Big wheels keep on learnin'. Here are a few ways managers can encourage their employees to continue education in the workplace.
In business, as in all aspects of life, it’s important to continue to learn new things and develop new skills.
Despite the fact that an employee enters the workforce after spending the majority of their time in schools, all of that education is really preparation for the real learning that comes with work experience.
The employer should encourage and reward the continued learning and development of its employees.
As a part of the management or human resources teams, it’s your job to make sure your group is not only motivated but also inspired to expand their knowledge base and be the best workers they can be. It’s up to management to enable the ongoing training and skill-building that makes great teams.
Related Article: How To Keep Your Employees Happy, Engaged, Productive And Loyal
Here are a few ways department and HR managers can encourage their employees to continue their training.
It’s easy to get bogged down in the routine of a job. Something has been done one way since the start of the team, and it’s still done the same way now. Encourage the incorporation of new ideas by having brainstorming sessions. Have your team come up with three new ways to change an old process, and then discuss which would be the best development to institute as a team. Encouraging out-of-the-box thinking and open conversation will lead to great new ideas and to team bonding as well.
Invite Open Discussion About Successes and Failures
More than half of U.S. employees are unhappy at work. Many times, especially in large companies, employees tend to keep their gripes to themselves, not because they think voicing the opinion is bad but more because there’s no venue that seems appropriate. It’s important for an organization to learn from both its mistakes and its successes, the mistakes so you know how to fix them in the future, and the successes so you can continue to build on that success for upcoming projects and endeavors.
This kind of open forum for discussion can be done on a large scale for company policies, new structure and benefits. Similarly, each team can have its own open-floor meeting to talk about role responsibilities, team projects and management feedback. It’s crucial for a manager to be able to hear from his or her team. Discussion facilitates change.
Suggest Learning Opportunities
Forty-four percent of Americans engage in continuing education, but that is not high enough. As the manager, it’s your job to guide your team and be a resource for anything they may need.

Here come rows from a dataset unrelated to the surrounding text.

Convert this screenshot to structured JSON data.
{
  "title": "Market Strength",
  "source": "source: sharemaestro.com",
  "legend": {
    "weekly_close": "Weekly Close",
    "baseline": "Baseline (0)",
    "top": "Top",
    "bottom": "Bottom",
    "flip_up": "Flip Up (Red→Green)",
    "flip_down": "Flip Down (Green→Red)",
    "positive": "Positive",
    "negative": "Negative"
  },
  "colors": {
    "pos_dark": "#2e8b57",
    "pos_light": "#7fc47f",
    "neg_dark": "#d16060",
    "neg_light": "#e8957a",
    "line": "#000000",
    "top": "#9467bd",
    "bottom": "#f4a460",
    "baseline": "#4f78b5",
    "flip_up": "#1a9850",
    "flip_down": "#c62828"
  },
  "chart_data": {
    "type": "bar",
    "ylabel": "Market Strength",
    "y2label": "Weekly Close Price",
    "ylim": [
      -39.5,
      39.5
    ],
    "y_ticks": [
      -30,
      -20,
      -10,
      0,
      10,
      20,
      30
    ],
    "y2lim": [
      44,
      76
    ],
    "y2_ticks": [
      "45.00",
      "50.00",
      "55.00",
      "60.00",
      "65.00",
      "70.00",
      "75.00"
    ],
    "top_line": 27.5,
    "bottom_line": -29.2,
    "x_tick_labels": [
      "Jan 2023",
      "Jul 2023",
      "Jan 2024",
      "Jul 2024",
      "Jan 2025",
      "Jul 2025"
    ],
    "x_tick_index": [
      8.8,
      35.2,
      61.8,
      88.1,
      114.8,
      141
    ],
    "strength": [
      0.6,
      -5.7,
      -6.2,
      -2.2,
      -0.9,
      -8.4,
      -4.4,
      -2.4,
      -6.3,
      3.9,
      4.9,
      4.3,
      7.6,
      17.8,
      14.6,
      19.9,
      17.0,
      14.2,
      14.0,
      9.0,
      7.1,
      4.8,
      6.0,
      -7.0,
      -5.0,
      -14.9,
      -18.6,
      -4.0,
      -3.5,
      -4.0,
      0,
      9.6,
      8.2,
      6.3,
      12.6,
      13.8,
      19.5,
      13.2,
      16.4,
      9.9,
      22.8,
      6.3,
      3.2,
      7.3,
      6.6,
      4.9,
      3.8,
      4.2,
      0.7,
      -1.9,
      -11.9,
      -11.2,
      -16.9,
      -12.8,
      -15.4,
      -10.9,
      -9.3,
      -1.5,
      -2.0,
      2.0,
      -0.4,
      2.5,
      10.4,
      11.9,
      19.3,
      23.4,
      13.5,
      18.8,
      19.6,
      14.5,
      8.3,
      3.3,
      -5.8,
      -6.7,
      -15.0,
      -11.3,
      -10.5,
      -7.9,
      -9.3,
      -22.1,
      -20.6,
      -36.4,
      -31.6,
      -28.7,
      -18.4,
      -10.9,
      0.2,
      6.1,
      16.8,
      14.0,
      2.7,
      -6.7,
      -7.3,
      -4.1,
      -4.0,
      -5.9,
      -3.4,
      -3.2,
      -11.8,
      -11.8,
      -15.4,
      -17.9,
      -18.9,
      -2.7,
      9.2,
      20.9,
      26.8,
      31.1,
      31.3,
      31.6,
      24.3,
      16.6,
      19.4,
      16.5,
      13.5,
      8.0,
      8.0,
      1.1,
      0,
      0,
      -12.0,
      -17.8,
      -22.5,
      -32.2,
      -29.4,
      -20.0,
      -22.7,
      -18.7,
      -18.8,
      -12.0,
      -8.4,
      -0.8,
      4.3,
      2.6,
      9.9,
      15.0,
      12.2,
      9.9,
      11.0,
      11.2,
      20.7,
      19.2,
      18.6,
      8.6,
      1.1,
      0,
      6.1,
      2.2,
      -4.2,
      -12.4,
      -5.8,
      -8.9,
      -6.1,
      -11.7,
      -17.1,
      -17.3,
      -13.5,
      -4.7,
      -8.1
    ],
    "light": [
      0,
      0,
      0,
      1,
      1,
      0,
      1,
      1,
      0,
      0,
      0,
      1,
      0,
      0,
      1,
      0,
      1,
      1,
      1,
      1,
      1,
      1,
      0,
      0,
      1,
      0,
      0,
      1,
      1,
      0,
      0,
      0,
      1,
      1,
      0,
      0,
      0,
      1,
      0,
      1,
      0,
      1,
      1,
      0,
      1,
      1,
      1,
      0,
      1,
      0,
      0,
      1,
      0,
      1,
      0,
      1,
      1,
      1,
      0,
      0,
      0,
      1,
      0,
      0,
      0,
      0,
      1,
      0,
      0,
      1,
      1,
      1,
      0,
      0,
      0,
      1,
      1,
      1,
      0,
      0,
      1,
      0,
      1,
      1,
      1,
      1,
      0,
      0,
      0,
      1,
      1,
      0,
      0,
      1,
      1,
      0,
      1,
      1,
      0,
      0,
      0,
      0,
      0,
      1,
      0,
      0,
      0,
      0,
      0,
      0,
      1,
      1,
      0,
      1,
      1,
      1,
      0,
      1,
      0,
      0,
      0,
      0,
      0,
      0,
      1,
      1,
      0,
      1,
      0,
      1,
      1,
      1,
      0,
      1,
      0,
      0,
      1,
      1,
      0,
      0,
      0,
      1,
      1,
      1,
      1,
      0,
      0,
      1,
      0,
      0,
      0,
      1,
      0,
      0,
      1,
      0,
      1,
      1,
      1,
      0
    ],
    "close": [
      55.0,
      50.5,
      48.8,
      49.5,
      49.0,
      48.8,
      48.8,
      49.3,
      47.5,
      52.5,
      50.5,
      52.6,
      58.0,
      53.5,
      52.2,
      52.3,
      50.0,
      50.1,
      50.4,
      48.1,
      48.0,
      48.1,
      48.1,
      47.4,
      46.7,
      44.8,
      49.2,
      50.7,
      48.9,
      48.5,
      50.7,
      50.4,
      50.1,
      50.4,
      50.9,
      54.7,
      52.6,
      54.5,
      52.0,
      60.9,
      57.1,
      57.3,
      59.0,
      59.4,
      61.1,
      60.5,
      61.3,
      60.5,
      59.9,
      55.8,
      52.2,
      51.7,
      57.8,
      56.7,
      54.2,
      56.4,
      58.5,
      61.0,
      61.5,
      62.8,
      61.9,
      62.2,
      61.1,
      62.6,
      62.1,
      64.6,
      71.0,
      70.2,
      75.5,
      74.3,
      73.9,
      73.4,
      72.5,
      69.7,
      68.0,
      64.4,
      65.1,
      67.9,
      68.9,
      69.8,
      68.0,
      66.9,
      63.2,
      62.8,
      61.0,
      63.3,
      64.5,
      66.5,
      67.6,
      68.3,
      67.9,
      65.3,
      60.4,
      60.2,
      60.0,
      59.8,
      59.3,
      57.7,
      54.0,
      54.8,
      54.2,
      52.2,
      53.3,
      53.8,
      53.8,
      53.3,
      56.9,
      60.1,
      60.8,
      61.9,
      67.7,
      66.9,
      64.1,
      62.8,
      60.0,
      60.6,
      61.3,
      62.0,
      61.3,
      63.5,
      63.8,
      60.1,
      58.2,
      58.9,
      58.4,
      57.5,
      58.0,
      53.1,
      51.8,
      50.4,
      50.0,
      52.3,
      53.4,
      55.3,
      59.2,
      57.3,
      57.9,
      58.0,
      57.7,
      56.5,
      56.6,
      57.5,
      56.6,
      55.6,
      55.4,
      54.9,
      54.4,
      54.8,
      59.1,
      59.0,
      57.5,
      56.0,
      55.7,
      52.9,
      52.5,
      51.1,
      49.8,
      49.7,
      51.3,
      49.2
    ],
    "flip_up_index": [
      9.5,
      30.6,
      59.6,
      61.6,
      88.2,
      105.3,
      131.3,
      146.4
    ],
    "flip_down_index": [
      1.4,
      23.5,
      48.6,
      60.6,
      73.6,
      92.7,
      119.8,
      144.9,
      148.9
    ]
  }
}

Give yourself the role of ambassador when it comes to professional learning:
- Scan the trades, headlines, and professional organizations for continued education programs or useful resources and compile a list to send out to your team.
- By taking the initiative to promote conferences, courses for new certifications, or online resources that could develop your team’s skills, you’ll be demonstrating you want everyone to be on the same page when it comes to continued learning.
Start a Mentoring Program
For entry-level employees or interns, coming into an office setting can be intimidating. When teams are already close, projects are in mid-stream, and everyone already has a few years of work experience, a new, younger employee can feel left out and can miss out on crucial experience and learning opportunities. Nip a bad experience in the bud by instituting a company-wide mentoring program. Almost 90 percent of successful businesspeople say mentoring was invaluable for them.
Keep a list of current employees who volunteer to mentor a young hire. Each time an intern or entry-level hire comes into the picture, assign them a mentor from their department to show them the ropes for the first few weeks or months. You’ll encourage team bonding, and your new hire will be able to ask questions and learn quickly from someone who knows the lay of the land. Plus,
Get Specific About Individual Development
Utilize your team’s annual reviews to encourage professional development. Think carefully about each member of your team, their responsibilities, and where they could advance by learning new skills. Be sure not to present continued education as a criticism. Let your employee know they’re doing a great job, but getting a new certification or attending an industry event or seminar could take their career to the next level.
Suggesting specific courses of action for each team member shows you’re not only thinking about their professional evolution on your team, but you’re also paying attention to their potential for their entire career.
Tie Continued Training to KPIs
If you’re really aiming to get everyone on your team involved in continued learning, make it a goal for the year or the quarter. If you require each team member to attend at least one seminar and two conferences, they’ll have to attend. This can get tricky, because making events mandatory can make them seem like a chore, but if you designate the full team to attend a public speaking class or a conference in San Diego, the experience will also function as team bonding.
Professional learning should always be encouraged in the workplace. The development of employees’ skills and knowledge leads overall to a better, healthier company and happier employees.